The resultant social stratification, wherein a privileged cadre of defence personnel and affiliated contractors reap benefits while the indigent masses contend with dwindling public services, raises profound questions regarding the equitable distribution of state resources under the pretext of national security. Human rights watchdogs have therefore demanded transparent audits of defence spending versus social welfare allocations, a request that ministerial officials have met with the customary assurances of strategic necessity without furnishing concrete comparative data.
The administrative apparatus, entrenched in a legacy of centralized decision‑making, routinely invokes the doctrine of ‘priority of defence’ to justify the postponement of sanitation schemes and the suspension of scholarships for underprivileged students, thereby perpetuating a cycle of neglect that is both self‑reinforcing and constitutionally questionable. Yet, the same ministries simultaneously publicise grandiose visions of a ‘new era of strategic autonomy’, a narrative that, while resonant with patriotic sentiment, masks the palpable deficit in basic civic amenities experienced by the common populace.
Shall the Constitution’s guarantee of accessible health care for every citizen be deemed subservient to a state’s articulated need for strategic missile readiness, and if so, what judicial standards must be invoked to reconcile this apparent hierarchy? Might a statutory requirement for independent, publicly disclosed audits of defence procurement versus social welfare expenditure be enacted, and would such a mechanism possess sufficient enforceable authority to compel corrective reallocation in the event of demonstrable disparity? Could the entrenched doctrine of ‘priority of defence’ be subjected to rigorous legislative scrutiny under the right to education and sanitation clauses, thereby obliging Parliament to delineate explicit caps on defence spending that encroach upon these fundamental rights? Will the creation of an autonomous oversight body, answerable directly to the Supreme Court and equipped with subpoena power over defence contracts, be sufficient to ensure that the public’s entitlement to basic civic amenities is not perpetually eclipsed by the allure of strategic autonomy?

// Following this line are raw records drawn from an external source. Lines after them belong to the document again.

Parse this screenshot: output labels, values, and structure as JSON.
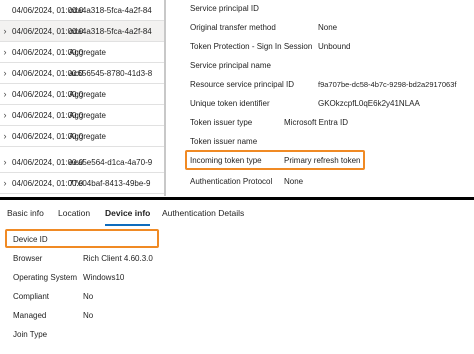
{
  "sign_ins": [
    {
      "date": "04/06/2024, 01:00:0",
      "value": "cda4a318-5fca-4a2f-84",
      "chevron": false,
      "selected": false
    },
    {
      "date": "04/06/2024, 01:00:0",
      "value": "cda4a318-5fca-4a2f-84",
      "chevron": true,
      "selected": true
    },
    {
      "date": "04/06/2024, 01:00:0",
      "value": "Aggregate",
      "chevron": true,
      "selected": false
    },
    {
      "date": "04/06/2024, 01:00:0",
      "value": "ac656545-8780-41d3-8",
      "chevron": true,
      "selected": false
    },
    {
      "date": "04/06/2024, 01:00:0",
      "value": "Aggregate",
      "chevron": true,
      "selected": false
    },
    {
      "date": "04/06/2024, 01:00:0",
      "value": "Aggregate",
      "chevron": true,
      "selected": false
    },
    {
      "date": "04/06/2024, 01:00:0",
      "value": "Aggregate",
      "chevron": true,
      "selected": false
    },
    {
      "date": "04/06/2024, 01:00:0",
      "value": "eea5e564-d1ca-4a70-9",
      "chevron": true,
      "selected": false
    },
    {
      "date": "04/06/2024, 01:00:0",
      "value": "77e04baf-8413-49be-9",
      "chevron": true,
      "selected": false
    }
  ],
  "details": {
    "service_principal_id": {
      "label": "Service principal ID",
      "value": ""
    },
    "original_transfer_method": {
      "label": "Original transfer method",
      "value": "None"
    },
    "token_protection": {
      "label": "Token Protection - Sign In Session",
      "value": "Unbound"
    },
    "service_principal_name": {
      "label": "Service principal name",
      "value": ""
    },
    "resource_service_principal_id": {
      "label": "Resource service principal ID",
      "value": "f9a707be-dc58-4b7c-9298-bd2a2917063f"
    },
    "unique_token_identifier": {
      "label": "Unique token identifier",
      "value": "GKOkzcpfL0qE6k2y41NLAA"
    },
    "token_issuer_type": {
      "label": "Token issuer type",
      "value": "Microsoft Entra ID"
    },
    "token_issuer_name": {
      "label": "Token issuer name",
      "value": ""
    },
    "incoming_token_type": {
      "label": "Incoming token type",
      "value": "Primary refresh token"
    },
    "authentication_protocol": {
      "label": "Authentication Protocol",
      "value": "None"
    }
  },
  "tabs": {
    "basic_info": "Basic info",
    "location": "Location",
    "device_info": "Device info",
    "authentication_details": "Authentication Details"
  },
  "device_info": {
    "device_id": {
      "label": "Device ID",
      "value": ""
    },
    "browser": {
      "label": "Browser",
      "value": "Rich Client 4.60.3.0"
    },
    "operating_system": {
      "label": "Operating System",
      "value": "Windows10"
    },
    "compliant": {
      "label": "Compliant",
      "value": "No"
    },
    "managed": {
      "label": "Managed",
      "value": "No"
    },
    "join_type": {
      "label": "Join Type",
      "value": ""
    }
  },
  "colors": {
    "highlight": "#f08a24",
    "active_tab": "#0f6cbd"
  },
  "icons": {
    "row_chevron": "chevron-right-icon"
  }
}
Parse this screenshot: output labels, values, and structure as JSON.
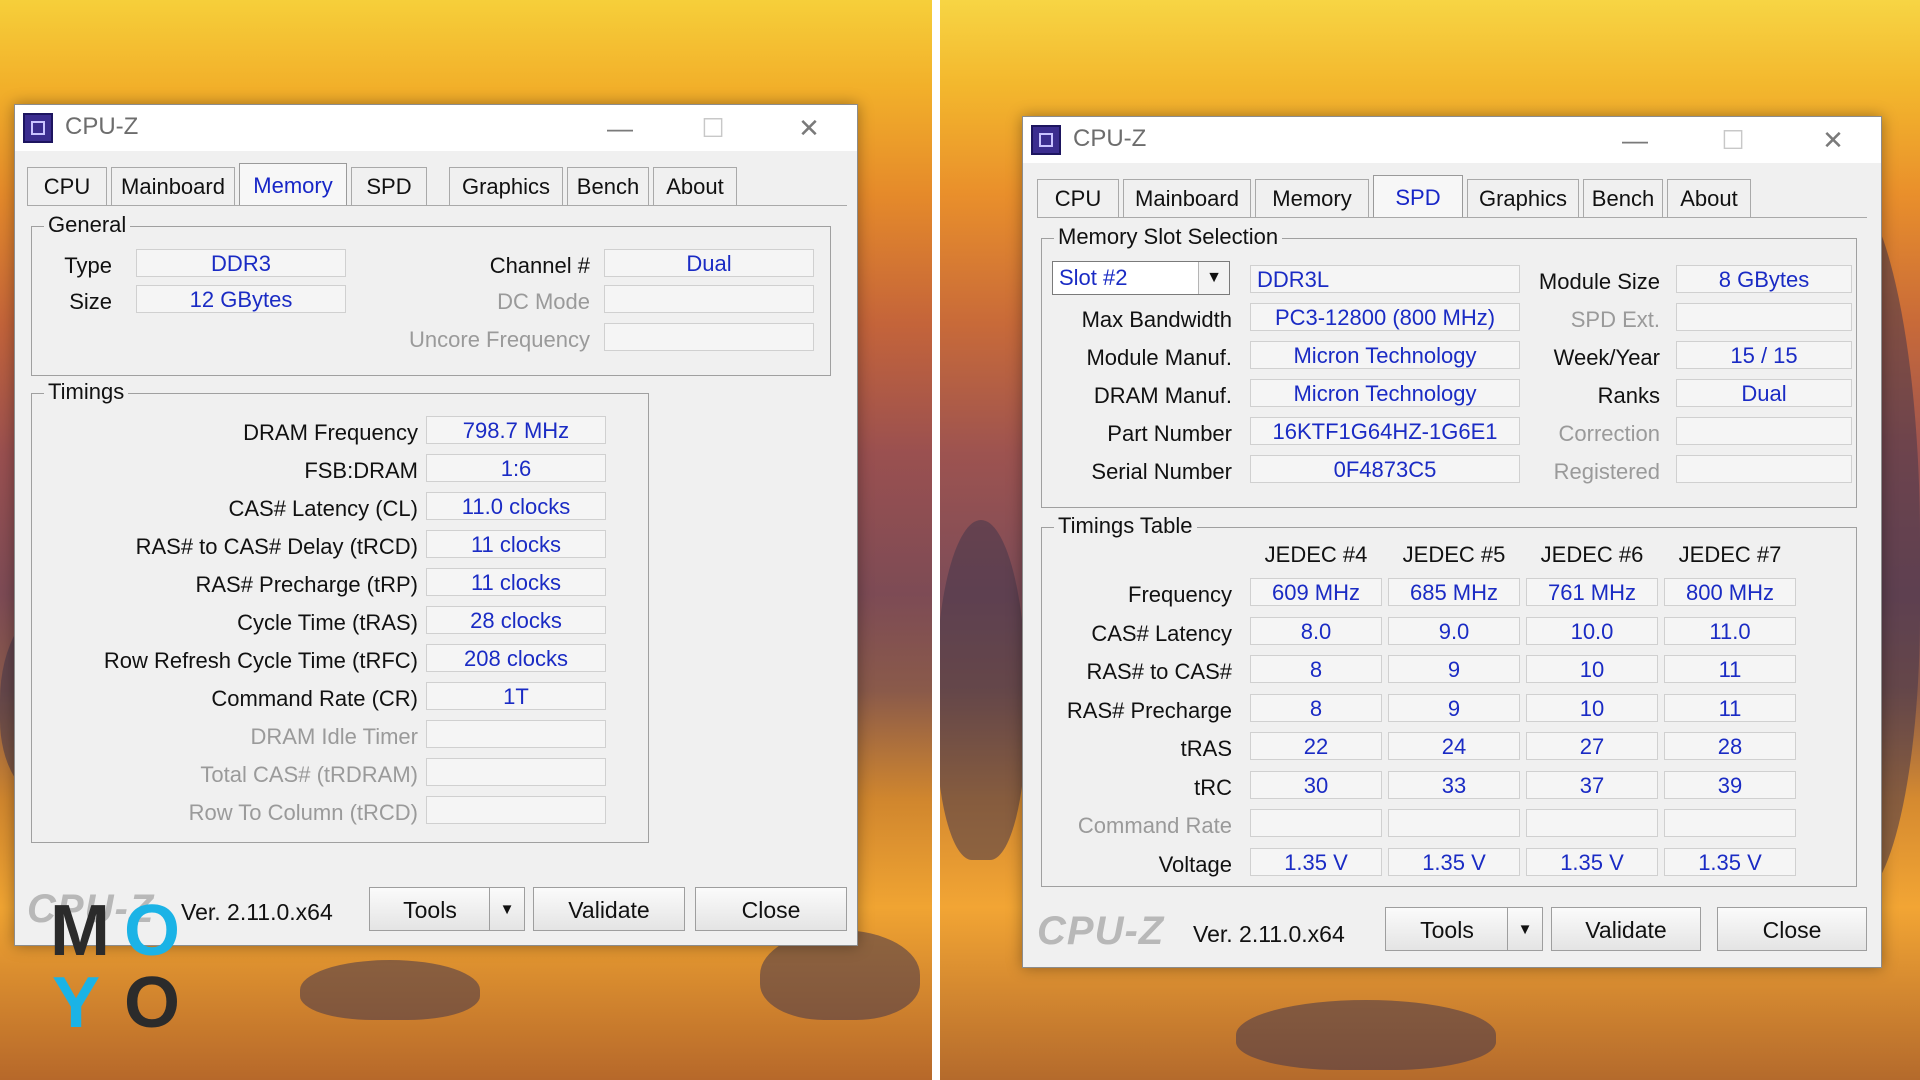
{
  "left_window": {
    "title": "CPU-Z",
    "tabs": [
      "CPU",
      "Mainboard",
      "Memory",
      "SPD",
      "Graphics",
      "Bench",
      "About"
    ],
    "active_tab": "Memory",
    "general": {
      "title": "General",
      "type_label": "Type",
      "type_value": "DDR3",
      "size_label": "Size",
      "size_value": "12 GBytes",
      "channel_label": "Channel #",
      "channel_value": "Dual",
      "dc_mode_label": "DC Mode",
      "dc_mode_value": "",
      "uncore_label": "Uncore Frequency",
      "uncore_value": ""
    },
    "timings": {
      "title": "Timings",
      "rows": [
        {
          "label": "DRAM Frequency",
          "value": "798.7 MHz",
          "dim": false
        },
        {
          "label": "FSB:DRAM",
          "value": "1:6",
          "dim": false
        },
        {
          "label": "CAS# Latency (CL)",
          "value": "11.0 clocks",
          "dim": false
        },
        {
          "label": "RAS# to CAS# Delay (tRCD)",
          "value": "11 clocks",
          "dim": false
        },
        {
          "label": "RAS# Precharge (tRP)",
          "value": "11 clocks",
          "dim": false
        },
        {
          "label": "Cycle Time (tRAS)",
          "value": "28 clocks",
          "dim": false
        },
        {
          "label": "Row Refresh Cycle Time (tRFC)",
          "value": "208 clocks",
          "dim": false
        },
        {
          "label": "Command Rate (CR)",
          "value": "1T",
          "dim": false
        },
        {
          "label": "DRAM Idle Timer",
          "value": "",
          "dim": true
        },
        {
          "label": "Total CAS# (tRDRAM)",
          "value": "",
          "dim": true
        },
        {
          "label": "Row To Column (tRCD)",
          "value": "",
          "dim": true
        }
      ]
    },
    "footer": {
      "logo": "CPU-Z",
      "version": "Ver. 2.11.0.x64",
      "tools": "Tools",
      "validate": "Validate",
      "close": "Close"
    }
  },
  "right_window": {
    "title": "CPU-Z",
    "tabs": [
      "CPU",
      "Mainboard",
      "Memory",
      "SPD",
      "Graphics",
      "Bench",
      "About"
    ],
    "active_tab": "SPD",
    "slot": {
      "title": "Memory Slot Selection",
      "selected_slot": "Slot #2",
      "module_type": "DDR3L",
      "module_size_label": "Module Size",
      "module_size_value": "8 GBytes",
      "max_bandwidth_label": "Max Bandwidth",
      "max_bandwidth_value": "PC3-12800 (800 MHz)",
      "spd_ext_label": "SPD Ext.",
      "spd_ext_value": "",
      "module_manuf_label": "Module Manuf.",
      "module_manuf_value": "Micron Technology",
      "week_year_label": "Week/Year",
      "week_year_value": "15 / 15",
      "dram_manuf_label": "DRAM Manuf.",
      "dram_manuf_value": "Micron Technology",
      "ranks_label": "Ranks",
      "ranks_value": "Dual",
      "part_number_label": "Part Number",
      "part_number_value": "16KTF1G64HZ-1G6E1",
      "correction_label": "Correction",
      "correction_value": "",
      "serial_number_label": "Serial Number",
      "serial_number_value": "0F4873C5",
      "registered_label": "Registered",
      "registered_value": ""
    },
    "timings_table": {
      "title": "Timings Table",
      "columns": [
        "JEDEC #4",
        "JEDEC #5",
        "JEDEC #6",
        "JEDEC #7"
      ],
      "rows": [
        {
          "label": "Frequency",
          "values": [
            "609 MHz",
            "685 MHz",
            "761 MHz",
            "800 MHz"
          ],
          "dim": false
        },
        {
          "label": "CAS# Latency",
          "values": [
            "8.0",
            "9.0",
            "10.0",
            "11.0"
          ],
          "dim": false
        },
        {
          "label": "RAS# to CAS#",
          "values": [
            "8",
            "9",
            "10",
            "11"
          ],
          "dim": false
        },
        {
          "label": "RAS# Precharge",
          "values": [
            "8",
            "9",
            "10",
            "11"
          ],
          "dim": false
        },
        {
          "label": "tRAS",
          "values": [
            "22",
            "24",
            "27",
            "28"
          ],
          "dim": false
        },
        {
          "label": "tRC",
          "values": [
            "30",
            "33",
            "37",
            "39"
          ],
          "dim": false
        },
        {
          "label": "Command Rate",
          "values": [
            "",
            "",
            "",
            ""
          ],
          "dim": true
        },
        {
          "label": "Voltage",
          "values": [
            "1.35 V",
            "1.35 V",
            "1.35 V",
            "1.35 V"
          ],
          "dim": false
        }
      ]
    },
    "footer": {
      "logo": "CPU-Z",
      "version": "Ver. 2.11.0.x64",
      "tools": "Tools",
      "validate": "Validate",
      "close": "Close"
    }
  },
  "watermark": {
    "letters": [
      "M",
      "O",
      "Y",
      "O"
    ],
    "colors": [
      "#2b2b2b",
      "#1bb3e6",
      "#1bb3e6",
      "#2b2b2b"
    ]
  }
}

Might the national budgetary process be restructured to incorporate a mandatory impact assessment of defence allocations on the health, education, and sanitation sectors, thereby institutionalising a transparent cost‑benefit discourse before any missile programme receives green light? Could the judiciary, invoking its custodial role over fundamental rights, issue declaratory orders mandating that any deviation from established welfare benchmarks be accompanied by a detailed remedial plan, publicly disclosed and subject to periodic review? Is there a constitutional obligation for the executive to justify, before a legislative committee, the procurement of missile technology that may outstrip the fiscal capacity required to fulfill the state’s pledge of universal primary education and affordable housing? Should civil society organisations be endowed with legal standing to challenge, in a court of law, any governmental decision that prioritises strategic weapons development while demonstrably neglecting the provision of clean drinking water to millions, thereby testing the resilience of India’s democratic safeguards?